The hoofbeats no longer sounded. It grew quiet as the two men leaned against the bank, their rifles resting on the flat ground. Somewhere in the distance, a quail piped a plaintive call and then that sound left a vacuum of silence that was almost deafening.
Then John heard a sound behind him that sent shivers up his spine, electric ripples that set every nerve in his body to tingling as if touched by icy fingers. A boot crunching on sand and gravel, followed by the
snick
of a cocking hammer. Ben heard it, too, and froze into a stiffened statue. John slowly turned his head and looked up. There, on the opposite bank, stood a man with a rifle pointed directly at him. A split second later, another man came into view and stood beside the first man. He cocked his rifle and aimed it at John.
“Well, well,” the first man said, “look what we got here, Jesse.”
“Yeah, a coupla drygulchers.”
“Standin' in a dry gulch.”
Both men laughed.
“Don't tech them rifles, boys,” the second man said. “And better heist them hands in the air.”
Ben and John lifted their hands in surrender.

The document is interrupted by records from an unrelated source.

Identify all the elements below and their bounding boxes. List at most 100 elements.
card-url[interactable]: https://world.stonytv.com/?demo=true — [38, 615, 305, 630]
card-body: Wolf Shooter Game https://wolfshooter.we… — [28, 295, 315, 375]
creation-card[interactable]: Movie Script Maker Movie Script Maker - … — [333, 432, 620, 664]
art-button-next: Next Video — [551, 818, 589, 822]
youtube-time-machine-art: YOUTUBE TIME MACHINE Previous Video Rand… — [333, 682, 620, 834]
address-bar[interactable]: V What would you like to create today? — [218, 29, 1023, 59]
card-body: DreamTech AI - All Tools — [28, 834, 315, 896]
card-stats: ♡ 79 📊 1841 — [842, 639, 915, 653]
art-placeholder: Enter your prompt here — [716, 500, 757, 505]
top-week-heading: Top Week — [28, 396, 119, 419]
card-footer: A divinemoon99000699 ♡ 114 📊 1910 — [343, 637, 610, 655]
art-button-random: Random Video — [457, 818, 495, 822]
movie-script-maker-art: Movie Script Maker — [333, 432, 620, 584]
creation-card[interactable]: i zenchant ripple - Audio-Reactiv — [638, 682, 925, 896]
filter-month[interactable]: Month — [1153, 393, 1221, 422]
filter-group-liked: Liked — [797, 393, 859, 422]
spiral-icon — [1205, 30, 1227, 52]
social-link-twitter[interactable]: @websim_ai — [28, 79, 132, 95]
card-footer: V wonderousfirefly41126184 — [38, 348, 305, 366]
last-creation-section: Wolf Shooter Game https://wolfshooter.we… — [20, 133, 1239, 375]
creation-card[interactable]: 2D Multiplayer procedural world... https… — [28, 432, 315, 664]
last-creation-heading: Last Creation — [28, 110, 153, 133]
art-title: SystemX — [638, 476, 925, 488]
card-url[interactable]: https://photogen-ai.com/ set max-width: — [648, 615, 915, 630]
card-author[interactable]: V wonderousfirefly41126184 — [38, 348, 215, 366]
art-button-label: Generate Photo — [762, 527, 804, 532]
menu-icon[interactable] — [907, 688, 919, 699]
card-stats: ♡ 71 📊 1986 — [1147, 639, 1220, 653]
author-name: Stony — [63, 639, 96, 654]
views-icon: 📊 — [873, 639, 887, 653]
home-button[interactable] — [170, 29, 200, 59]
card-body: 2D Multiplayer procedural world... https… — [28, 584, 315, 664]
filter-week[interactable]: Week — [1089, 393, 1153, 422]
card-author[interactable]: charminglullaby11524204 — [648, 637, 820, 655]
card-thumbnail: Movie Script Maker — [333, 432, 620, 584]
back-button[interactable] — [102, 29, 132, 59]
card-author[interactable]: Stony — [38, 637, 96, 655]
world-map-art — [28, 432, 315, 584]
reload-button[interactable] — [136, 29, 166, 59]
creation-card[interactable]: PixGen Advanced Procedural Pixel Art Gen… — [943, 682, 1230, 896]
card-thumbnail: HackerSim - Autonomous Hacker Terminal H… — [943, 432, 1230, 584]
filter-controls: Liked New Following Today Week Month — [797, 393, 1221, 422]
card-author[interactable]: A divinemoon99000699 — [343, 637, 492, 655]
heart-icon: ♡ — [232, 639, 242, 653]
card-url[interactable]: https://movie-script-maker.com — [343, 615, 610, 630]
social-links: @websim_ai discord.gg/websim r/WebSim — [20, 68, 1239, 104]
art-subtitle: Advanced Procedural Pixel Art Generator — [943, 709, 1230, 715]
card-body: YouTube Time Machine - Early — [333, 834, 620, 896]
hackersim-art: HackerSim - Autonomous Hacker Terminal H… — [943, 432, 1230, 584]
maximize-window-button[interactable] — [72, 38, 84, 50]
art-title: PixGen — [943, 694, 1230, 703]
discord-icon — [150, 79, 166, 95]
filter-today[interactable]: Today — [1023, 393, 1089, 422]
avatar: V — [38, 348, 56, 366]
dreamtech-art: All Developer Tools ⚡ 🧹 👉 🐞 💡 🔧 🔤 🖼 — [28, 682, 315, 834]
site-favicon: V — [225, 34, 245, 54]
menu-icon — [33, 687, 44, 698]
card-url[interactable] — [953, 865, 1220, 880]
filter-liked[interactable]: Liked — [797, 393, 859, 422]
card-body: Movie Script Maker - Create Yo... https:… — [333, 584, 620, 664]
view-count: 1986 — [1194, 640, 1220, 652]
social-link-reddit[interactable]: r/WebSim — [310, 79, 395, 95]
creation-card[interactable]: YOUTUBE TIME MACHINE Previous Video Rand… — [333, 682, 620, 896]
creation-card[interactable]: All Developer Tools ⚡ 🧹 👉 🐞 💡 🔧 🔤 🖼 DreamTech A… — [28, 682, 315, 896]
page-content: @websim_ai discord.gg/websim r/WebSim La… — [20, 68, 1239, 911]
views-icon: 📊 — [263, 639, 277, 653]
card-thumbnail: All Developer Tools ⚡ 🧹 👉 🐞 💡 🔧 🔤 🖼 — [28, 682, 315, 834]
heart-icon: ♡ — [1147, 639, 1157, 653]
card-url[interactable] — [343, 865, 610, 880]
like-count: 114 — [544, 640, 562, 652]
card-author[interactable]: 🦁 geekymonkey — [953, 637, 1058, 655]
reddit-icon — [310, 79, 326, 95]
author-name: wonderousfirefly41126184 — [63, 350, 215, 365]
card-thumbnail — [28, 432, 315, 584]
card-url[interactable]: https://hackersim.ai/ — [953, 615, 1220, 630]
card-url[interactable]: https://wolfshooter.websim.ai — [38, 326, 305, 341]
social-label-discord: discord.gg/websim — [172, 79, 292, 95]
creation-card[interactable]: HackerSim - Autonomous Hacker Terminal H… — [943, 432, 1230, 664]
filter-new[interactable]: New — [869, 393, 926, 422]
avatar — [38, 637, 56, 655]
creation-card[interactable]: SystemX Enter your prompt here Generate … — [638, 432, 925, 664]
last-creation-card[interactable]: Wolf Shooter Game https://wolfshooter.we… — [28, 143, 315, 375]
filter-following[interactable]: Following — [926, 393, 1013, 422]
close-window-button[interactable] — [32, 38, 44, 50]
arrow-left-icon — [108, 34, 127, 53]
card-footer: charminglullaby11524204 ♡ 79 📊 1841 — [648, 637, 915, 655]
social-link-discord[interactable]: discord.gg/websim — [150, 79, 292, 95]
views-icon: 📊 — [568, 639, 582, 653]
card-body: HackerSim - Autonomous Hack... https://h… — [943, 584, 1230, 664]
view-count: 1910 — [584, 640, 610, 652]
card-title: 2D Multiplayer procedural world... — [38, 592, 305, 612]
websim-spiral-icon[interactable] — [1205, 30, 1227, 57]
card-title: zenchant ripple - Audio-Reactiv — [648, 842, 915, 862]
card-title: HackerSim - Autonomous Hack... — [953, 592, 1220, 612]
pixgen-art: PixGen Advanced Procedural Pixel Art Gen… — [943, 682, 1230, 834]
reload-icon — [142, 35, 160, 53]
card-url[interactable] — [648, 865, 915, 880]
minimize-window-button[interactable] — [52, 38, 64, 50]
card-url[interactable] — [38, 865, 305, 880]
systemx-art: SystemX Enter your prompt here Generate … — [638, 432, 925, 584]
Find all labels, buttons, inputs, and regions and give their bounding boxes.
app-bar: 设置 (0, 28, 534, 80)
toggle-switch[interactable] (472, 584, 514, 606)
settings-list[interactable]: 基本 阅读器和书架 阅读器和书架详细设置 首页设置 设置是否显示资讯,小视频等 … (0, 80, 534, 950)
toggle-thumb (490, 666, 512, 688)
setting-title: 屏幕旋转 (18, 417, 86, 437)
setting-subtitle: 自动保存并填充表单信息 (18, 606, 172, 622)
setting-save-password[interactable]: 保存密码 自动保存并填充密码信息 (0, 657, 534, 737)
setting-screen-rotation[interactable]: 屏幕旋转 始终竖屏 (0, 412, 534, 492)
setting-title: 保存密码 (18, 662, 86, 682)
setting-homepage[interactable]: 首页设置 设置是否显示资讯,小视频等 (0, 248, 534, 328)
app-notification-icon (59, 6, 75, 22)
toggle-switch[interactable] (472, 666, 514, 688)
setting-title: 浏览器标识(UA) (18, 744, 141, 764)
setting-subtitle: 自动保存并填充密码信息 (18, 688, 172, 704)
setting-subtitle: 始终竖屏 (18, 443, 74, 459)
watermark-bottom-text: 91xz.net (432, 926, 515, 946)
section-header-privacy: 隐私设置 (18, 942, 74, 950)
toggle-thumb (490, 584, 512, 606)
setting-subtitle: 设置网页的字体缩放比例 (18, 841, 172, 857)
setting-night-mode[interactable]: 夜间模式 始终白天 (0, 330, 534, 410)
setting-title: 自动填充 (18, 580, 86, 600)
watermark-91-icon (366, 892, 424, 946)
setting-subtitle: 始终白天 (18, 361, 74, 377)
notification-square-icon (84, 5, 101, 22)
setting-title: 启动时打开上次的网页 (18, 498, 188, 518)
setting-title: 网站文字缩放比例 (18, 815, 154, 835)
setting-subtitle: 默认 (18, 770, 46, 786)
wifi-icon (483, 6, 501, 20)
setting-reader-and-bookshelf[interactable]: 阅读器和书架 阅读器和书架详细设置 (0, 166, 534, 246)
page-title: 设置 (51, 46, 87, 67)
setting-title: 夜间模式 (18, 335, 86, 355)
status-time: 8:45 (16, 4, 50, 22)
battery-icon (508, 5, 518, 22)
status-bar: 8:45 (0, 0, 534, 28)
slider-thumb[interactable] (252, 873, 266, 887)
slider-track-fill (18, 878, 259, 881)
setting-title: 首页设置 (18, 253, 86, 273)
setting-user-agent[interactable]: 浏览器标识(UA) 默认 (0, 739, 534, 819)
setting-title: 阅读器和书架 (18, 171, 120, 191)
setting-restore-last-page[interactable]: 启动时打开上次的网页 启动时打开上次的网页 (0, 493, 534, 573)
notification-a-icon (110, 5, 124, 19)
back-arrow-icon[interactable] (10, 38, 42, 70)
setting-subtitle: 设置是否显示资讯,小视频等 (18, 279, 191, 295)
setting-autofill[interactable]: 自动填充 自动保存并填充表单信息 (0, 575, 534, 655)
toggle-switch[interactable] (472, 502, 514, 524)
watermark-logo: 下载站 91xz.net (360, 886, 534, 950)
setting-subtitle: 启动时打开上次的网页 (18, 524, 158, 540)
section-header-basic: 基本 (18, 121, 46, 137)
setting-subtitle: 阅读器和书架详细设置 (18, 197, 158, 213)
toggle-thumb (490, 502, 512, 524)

“They got us cold, Johnny.”
“And shet yore trap, old-timer,” the first man said.
The second man looked toward the butte and gestured, motioning to someone to come his way. John heard hoofbeats a few moments later. The two men waited. The first man was chewing on a cud of tobacco and he spat into the dirt once, sending a stream of brown juice through his stained lips. The men both had five-day beards and neither had seen a barber in some time. They both had long hair streaming from under their hats.
Two riders rode up and John assumed that they were the men who had shot at them. Both brandished rifles. They sat their horses a little behind the other two men and looked down at John and Ben with lifeless brown eyes. They each shoved their rifles into their scabbards.
“Looks like you got you two owlhoots, Cruddy,” the man on the buckskin said.
“How you figger that?” Cruddy said. His name was Billy Crudder, but everyone called him Cruddy.
“Look at 'em. Neither one has stood up close to a razor and they got so much dust on 'em they look like they been a-wallerin' in it.”
“You boys on the owlhoot trail?” Cruddy asked.
Ben looked at John.
“Maybe,” John said, his mind churning for time to think. “Depends on who's asking?”
“I'm askin'. And what you answer might make a difference.”
“You the law?” John said, affecting an air of innocence. He put a little quaver in his voice to heighten the illusion he was trying to create.
Cruddy guffawed. The other three men laughed, too, with all the loudness of a churlish chorus in their cups.
“Do we look like the law?” Cruddy said.
John shrugged. Ben's face took on a puzzled blankness, but he said nothing.
“IâI don't know. Maybe. We were sure chased by a posse back there.” He twitched a pointing finger to the east, behind where the four men stood.
“Lordsburg?”
“Yeah,” John said, his voice dipping low into a disappointed growl.
Cruddy and the other gunmen exchanged knowing glances.
“You must be green as baby shit to try and pull off something in Lordsburg. Might as well poke a stick into a hornet's nest.”